I was expecting the worst in terms of time so I freed a whole morning to go to the relevant administration. That sounds obvious but it is not. I had to check which office issued my licence two years ago to know which one I should go to, and luckily I went to the right one!
On arrival, I had to buy a form which costs 5 birr (o.2 euros) and which is in Amharic only, so I had to ask the help of my driver to fill it up. It made me realise what it feels like to be illiterate and not being able to even read a form. Once that done, I had to go to another cashier to buy a tax stamp for 6 birr (0.24). Then I went to another office to enter the information on the form into the computer. There was no network so I had to wait (not long, only 20 minutes). Once that was completed, I was sent to the second floor, to office number 205, where I had to wait until they retrieved my file. That office was hidden behing a partition wall, we had to communicate through a tiny window without even seeing the person we were talking to.
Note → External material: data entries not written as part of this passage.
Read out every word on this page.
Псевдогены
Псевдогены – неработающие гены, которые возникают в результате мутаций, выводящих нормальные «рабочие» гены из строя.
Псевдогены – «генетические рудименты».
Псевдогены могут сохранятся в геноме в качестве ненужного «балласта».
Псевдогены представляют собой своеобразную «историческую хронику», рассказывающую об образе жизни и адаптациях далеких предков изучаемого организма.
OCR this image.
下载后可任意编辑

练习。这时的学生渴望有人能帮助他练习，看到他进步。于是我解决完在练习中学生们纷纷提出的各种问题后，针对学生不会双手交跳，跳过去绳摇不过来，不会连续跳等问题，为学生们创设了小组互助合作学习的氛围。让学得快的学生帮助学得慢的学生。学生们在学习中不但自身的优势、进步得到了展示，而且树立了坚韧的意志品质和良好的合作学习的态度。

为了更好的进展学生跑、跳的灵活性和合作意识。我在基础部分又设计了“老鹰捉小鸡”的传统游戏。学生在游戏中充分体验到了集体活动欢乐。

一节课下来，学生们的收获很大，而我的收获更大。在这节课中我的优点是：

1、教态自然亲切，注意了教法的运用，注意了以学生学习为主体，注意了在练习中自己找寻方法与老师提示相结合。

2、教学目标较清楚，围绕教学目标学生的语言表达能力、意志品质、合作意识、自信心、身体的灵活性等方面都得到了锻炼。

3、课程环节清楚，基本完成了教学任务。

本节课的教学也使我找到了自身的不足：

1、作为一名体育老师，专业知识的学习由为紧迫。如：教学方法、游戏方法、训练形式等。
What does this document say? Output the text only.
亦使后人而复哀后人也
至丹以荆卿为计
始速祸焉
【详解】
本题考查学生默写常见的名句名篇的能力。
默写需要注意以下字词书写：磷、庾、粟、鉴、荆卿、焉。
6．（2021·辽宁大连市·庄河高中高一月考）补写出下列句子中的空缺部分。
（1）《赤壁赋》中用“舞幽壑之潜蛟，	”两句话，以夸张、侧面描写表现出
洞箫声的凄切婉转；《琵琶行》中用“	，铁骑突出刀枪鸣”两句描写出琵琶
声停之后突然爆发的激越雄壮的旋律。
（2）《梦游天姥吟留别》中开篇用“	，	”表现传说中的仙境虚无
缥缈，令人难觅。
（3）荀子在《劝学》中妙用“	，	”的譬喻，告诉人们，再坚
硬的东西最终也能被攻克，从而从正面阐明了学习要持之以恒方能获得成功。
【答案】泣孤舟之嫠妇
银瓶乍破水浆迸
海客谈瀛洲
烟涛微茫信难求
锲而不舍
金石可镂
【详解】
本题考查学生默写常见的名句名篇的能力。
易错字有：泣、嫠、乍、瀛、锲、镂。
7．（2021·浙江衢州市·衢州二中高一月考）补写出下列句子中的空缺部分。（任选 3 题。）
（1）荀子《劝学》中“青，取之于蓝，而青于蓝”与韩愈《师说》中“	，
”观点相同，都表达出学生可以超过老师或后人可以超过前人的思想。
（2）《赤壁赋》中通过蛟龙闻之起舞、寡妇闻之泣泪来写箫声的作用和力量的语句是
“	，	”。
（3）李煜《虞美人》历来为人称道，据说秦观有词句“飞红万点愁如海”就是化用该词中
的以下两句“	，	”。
I managed to have a peak through and all I could see was shelves and shelves of shabby files, fighting for space. After about 30 minutes, my name was called and a lady came out with my file. She took me back downstairs where I initially started and where this time, I had my photo taken (by one person) and the renewed licence was printed and officially stamped (by another person). I was a bit confused as for the picture I had to go inside the office room whereby for getting the licence I was sent back outside in front of the counter’s window, even though it was exactly the same office. That part cost me 100 birr (4 euros). The whole room seemed disorganised with many desks piled up with an impressive quantity of files, however, the staff seemed to find their way through it. Once I had my licence in hand, I had to go to yet another counter to have it laminated. I was charged another 5 birr for that service. All in all, it took me one and a half hour which was amazingly fast, so I will not complain about the Ethiopian bureaucracy on this occasion. I have seen worse, in Italy for instance, where we usually have to go back three times to the same administration to have anything done.